Szukam klasyfikatorów, które generują prawdopodobieństwa, że przykłady należą do jednej z dwóch klas.
Znam regresję logistyczną i naiwne Bayesa, ale czy możesz mi powiedzieć o innych, którzy działają w podobny sposób? Czyli klasyfikatory, które przewidują nie klasy, do których należą przykłady, ale prawdopodobieństwo, że przykłady pasują do konkretnej klasy?
Punkty bonusowe za wszelkie przemyślenia na temat zalet i wad różnych klasyfikatorów (w tym regresji logistycznej i naiwnych Bayesa). Na przykład, czy niektóre są lepsze do klasyfikacji wielu klas?
Inną możliwością są sieci neuronowe, jeśli użyjesz entropii krzyżowej jako funkcji kosztu w sigmoidalnych jednostkach wyjściowych. To zapewni Ci szacunkowe dane, których szukasz.
Sieci neuronowe, podobnie jak regresja logistyczna, są klasyfikatorami dyskryminującymi, co oznacza, że próbują zmaksymalizować warunkowy rozkład danych treningowych. Asymptotycznie, w limicie nieskończonych próbek, oba szacunki zbliżają się do tego samego limitu.
W tym artykule znajdziesz szczegółową analizę tego właśnie pytania . Pomysł na wynos jest taki, że chociaż model generatywny ma wyższy błąd asymptotyczny, może zbliżyć się do tego błędu asymptotycznego znacznie szybciej niż model dyskryminacyjny. Dlatego wybór jednego zależy od problemu, dostępnych danych i konkretnych wymagań.

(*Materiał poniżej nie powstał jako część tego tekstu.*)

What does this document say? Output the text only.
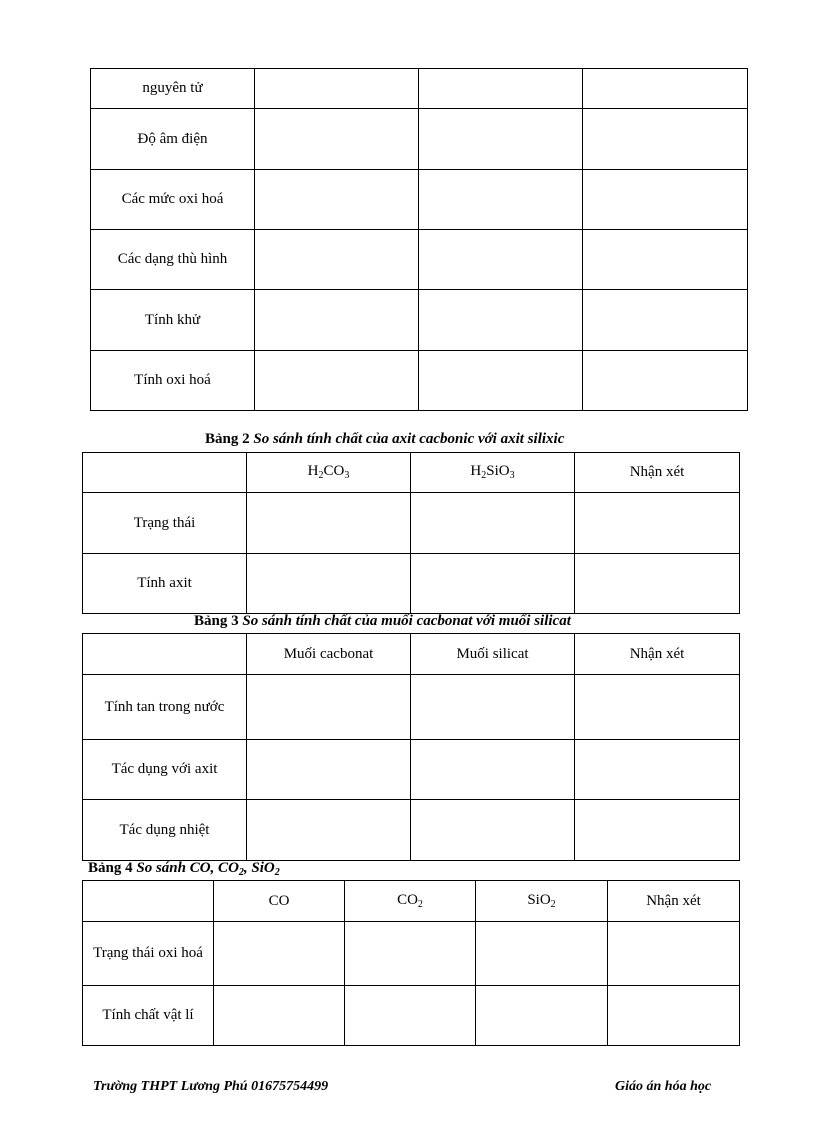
nguyên tử			
Độ âm điện			
Các mức oxi hoá			
Các dạng thù hình			
Tính khử			
Tính oxi hoá			
Bảng 2 So sánh tính chất của axit cacbonic với axit silixic
	$H_2CO_3$	$H_2SiO_3$	Nhận xét
Trạng thái			
Tính axit			
Bảng 3 So sánh tính chất của muối cacbonat với muối silicat
	Muối cacbonat	Muối silicat	Nhận xét
Tính tan trong nước			
Tác dụng với axit			
Tác dụng nhiệt			
Bảng 4 So sánh CO, $CO_2$, SiO$_2$
	CO	$CO_2$	SiO$_2$	Nhận xét
Trạng thái oxi hoá				
Tính chất vật lí				
Trường THPT Lương Phú 01675754499	Giáo án hóa học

Wreszcie, biorąc pod uwagę szacunki prawdopodobieństw warunkowych jako bezwzględny wynik, na podstawie których podejmowane są decyzje (jeśli o to właśnie chodzi), ogólnie nie ma większego sensu. Ważne jest rozważenie, biorąc pod uwagę konkretną próbkę, najlepszych klas kandydujących wyprowadzonych przez klasyfikator i porównanie powiązanych prawdopodobieństw. Jeśli różnica między dwoma najlepszymi wynikami jest wysoka, oznacza to, że klasyfikator jest bardzo pewny swojej odpowiedzi (niekoniecznie słusznej).
źródło
Jest ich wiele - a to, co działa najlepiej, zależy od danych. Istnieje również wiele sposobów oszukiwania - na przykład możesz wykonać kalibrację prawdopodobieństwa na wyjściach dowolnego klasyfikatora, który daje pozory wyniku (tj. Iloczyn iloczynu między wektorem masy a wejściem). Najczęstszym tego przykładem jest skalowanie Platta.
Jest także kwestia kształtu modelu bazowego. Jeśli masz interakcje wielomianowe z danymi, wówczas waniliowa regresja logistyczna nie będzie w stanie dobrze jej modelować. Możesz jednak użyć jądrzanej wersji regresji logistycznej, aby model lepiej pasował do danych. Zwykle zwiększa to „dobroć” wyników prawdopodobieństwa, ponieważ poprawiasz również dokładność klasyfikatora.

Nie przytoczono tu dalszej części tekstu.